I’m modifying a plugin and would like to expose a variable for use in liquid. In the render function of the class deriving from Liquid::Tag, I set a variable like so:

context.registers[:page]['var_name'] = "hello, world!"

However in my page’s html, the variable’s not defined. Should this work or am I making a mistake somewhere?

Thanks

@stellarpower In theory, your idea will not work because the logic is not sound.
Jekyll builds your site in discreet stages. All rendering takes place during “the render stage”.

Your custom Liquid tag’s render method and the rendering of {{ page.var_name }} are run within this very same “rendering stage”. So, there’s no sure way of knowing if your tag will be rendered before the {{ page.var_name }}

The “proper” way to modify data at runtime is by using Jekyll’s Hooks.
Jekyll provides a :pre_render hook that is called before “the rendering stage” starts.

Hi,

Thanks for that, turns out that when I look at the source I was modifying when it’s not 3AM it’s easier to follow. The actual rendering happens in the code for the tag to produce the block, not where the source is captured, so I just combined those two together.

The result is here if anyone’s interested:

I think it’s pretty neat as it pretty much blows apart a markdown file in blocks, with front matter in each, renders them into html, and then they can be comdined back together in the layout file or using includes, with the ability to access the front matter variables too. I’m using it to make an image carousel so adding images to the page is really easy as I just put them in the page’s markdown, separated by block tags, and can add any attributes within the markdown or via a variable if that’s not fine-grained enough. These are then rendered nicely in the layout, which also iterates over them so I can just keep adding and it’ll filter through automatically.

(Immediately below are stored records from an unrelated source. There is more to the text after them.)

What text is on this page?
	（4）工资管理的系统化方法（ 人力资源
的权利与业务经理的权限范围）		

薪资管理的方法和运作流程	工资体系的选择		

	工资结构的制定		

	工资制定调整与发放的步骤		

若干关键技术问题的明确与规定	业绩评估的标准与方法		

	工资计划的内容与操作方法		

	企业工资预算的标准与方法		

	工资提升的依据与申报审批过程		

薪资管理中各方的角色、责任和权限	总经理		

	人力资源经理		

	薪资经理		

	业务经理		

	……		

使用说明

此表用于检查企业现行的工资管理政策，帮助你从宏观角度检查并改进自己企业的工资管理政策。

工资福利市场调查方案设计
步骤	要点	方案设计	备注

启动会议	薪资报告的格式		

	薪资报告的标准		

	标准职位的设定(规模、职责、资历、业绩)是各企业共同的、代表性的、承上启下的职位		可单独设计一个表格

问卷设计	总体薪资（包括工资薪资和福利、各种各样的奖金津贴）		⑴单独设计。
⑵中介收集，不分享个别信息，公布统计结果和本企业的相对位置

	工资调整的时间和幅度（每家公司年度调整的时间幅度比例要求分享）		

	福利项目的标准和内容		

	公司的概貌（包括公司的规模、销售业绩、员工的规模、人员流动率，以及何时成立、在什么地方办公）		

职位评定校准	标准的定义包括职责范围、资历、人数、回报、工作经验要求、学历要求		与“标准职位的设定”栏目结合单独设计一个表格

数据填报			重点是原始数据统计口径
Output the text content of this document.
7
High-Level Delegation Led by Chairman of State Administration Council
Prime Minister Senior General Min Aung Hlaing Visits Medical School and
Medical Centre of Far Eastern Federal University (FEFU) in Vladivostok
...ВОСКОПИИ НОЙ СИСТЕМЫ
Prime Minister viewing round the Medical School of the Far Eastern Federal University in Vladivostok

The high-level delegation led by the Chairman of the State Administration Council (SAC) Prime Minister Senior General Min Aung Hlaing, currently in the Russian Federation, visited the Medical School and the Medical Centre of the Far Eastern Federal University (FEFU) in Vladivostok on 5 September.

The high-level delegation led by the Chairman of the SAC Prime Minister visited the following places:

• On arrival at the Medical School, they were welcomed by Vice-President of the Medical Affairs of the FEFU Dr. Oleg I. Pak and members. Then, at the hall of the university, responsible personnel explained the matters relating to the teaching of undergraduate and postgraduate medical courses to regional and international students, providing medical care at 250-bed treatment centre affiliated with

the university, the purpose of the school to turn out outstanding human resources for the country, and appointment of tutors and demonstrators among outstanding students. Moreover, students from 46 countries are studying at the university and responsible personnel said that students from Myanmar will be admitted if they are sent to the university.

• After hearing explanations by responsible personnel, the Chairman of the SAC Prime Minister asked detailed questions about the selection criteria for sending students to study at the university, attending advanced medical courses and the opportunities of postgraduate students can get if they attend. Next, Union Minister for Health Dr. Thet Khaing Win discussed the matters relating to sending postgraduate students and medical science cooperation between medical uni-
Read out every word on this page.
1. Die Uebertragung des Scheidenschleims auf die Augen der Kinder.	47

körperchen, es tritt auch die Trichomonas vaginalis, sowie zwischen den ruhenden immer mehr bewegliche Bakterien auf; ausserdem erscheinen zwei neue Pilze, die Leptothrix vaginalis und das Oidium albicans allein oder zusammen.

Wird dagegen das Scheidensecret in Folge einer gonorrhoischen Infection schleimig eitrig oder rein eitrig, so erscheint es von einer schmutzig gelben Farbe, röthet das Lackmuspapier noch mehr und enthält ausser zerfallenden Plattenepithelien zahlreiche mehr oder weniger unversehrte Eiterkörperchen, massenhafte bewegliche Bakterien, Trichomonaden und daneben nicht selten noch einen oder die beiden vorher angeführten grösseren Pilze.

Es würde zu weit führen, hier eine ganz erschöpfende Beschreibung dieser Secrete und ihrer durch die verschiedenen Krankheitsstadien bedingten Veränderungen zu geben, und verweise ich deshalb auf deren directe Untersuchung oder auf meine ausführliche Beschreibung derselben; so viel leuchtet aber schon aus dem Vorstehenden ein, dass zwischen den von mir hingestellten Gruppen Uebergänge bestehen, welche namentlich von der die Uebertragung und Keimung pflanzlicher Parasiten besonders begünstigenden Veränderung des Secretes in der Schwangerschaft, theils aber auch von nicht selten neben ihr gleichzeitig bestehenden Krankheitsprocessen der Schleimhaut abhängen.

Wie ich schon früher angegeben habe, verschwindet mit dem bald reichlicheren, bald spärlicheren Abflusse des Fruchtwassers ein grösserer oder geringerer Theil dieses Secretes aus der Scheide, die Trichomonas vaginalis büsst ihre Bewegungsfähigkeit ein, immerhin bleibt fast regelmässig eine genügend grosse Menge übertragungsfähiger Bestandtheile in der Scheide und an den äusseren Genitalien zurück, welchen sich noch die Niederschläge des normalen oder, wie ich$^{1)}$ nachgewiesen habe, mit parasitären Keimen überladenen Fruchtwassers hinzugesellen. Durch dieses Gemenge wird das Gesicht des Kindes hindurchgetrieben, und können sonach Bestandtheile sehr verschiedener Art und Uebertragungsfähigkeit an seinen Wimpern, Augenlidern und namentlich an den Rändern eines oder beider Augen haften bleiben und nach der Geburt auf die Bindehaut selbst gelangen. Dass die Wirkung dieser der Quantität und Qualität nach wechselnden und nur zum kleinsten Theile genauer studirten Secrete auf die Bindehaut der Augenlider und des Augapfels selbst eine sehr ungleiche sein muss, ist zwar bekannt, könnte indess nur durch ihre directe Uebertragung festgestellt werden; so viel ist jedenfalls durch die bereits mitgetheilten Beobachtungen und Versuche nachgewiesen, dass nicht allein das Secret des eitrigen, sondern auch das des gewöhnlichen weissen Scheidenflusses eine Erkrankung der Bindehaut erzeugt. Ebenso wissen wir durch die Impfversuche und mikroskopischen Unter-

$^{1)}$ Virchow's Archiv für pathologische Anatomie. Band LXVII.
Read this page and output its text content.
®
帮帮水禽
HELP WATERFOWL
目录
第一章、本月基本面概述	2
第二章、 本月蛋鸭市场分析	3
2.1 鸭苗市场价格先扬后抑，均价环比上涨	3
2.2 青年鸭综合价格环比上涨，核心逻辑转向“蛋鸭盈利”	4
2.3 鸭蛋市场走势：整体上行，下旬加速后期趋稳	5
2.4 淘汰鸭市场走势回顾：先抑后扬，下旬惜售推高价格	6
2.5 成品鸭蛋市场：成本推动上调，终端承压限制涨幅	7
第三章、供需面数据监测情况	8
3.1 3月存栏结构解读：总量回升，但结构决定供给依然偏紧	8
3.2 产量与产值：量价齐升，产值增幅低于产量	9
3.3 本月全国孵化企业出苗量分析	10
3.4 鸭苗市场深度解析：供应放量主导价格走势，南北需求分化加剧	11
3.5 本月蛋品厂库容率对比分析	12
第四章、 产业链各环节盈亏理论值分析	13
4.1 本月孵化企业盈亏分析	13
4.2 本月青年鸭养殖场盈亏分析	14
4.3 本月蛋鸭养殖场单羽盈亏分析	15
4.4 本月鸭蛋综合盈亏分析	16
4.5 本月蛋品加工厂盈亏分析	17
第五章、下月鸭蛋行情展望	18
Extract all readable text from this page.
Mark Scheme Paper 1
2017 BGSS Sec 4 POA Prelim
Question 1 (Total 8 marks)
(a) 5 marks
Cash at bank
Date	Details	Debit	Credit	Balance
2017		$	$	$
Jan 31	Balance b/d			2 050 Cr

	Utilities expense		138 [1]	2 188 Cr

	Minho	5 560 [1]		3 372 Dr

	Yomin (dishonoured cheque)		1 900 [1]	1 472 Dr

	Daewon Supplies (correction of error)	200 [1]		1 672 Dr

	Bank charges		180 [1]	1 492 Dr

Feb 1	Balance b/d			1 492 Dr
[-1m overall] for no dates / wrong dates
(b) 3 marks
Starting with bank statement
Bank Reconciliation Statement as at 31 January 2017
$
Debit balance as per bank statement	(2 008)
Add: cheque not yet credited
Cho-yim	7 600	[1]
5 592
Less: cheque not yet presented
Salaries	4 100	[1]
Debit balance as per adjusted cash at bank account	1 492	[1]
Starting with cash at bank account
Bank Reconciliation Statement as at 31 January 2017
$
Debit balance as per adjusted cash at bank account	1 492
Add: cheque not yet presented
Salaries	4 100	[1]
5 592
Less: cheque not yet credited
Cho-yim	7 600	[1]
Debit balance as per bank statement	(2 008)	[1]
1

I only made a small modificatin but with Rusty’s original work I think this could change the way one can write jekyll pages quite a bit as now you can put pretty much all the content into markdown for just the one page, and map it through some transformations to get a style you want at the end. This must have been possible before but now it can just be done in the one file, which IMO is tidier, and for web designers it’d be easy for clients to write new pages without knowing html or using a GUI CMS.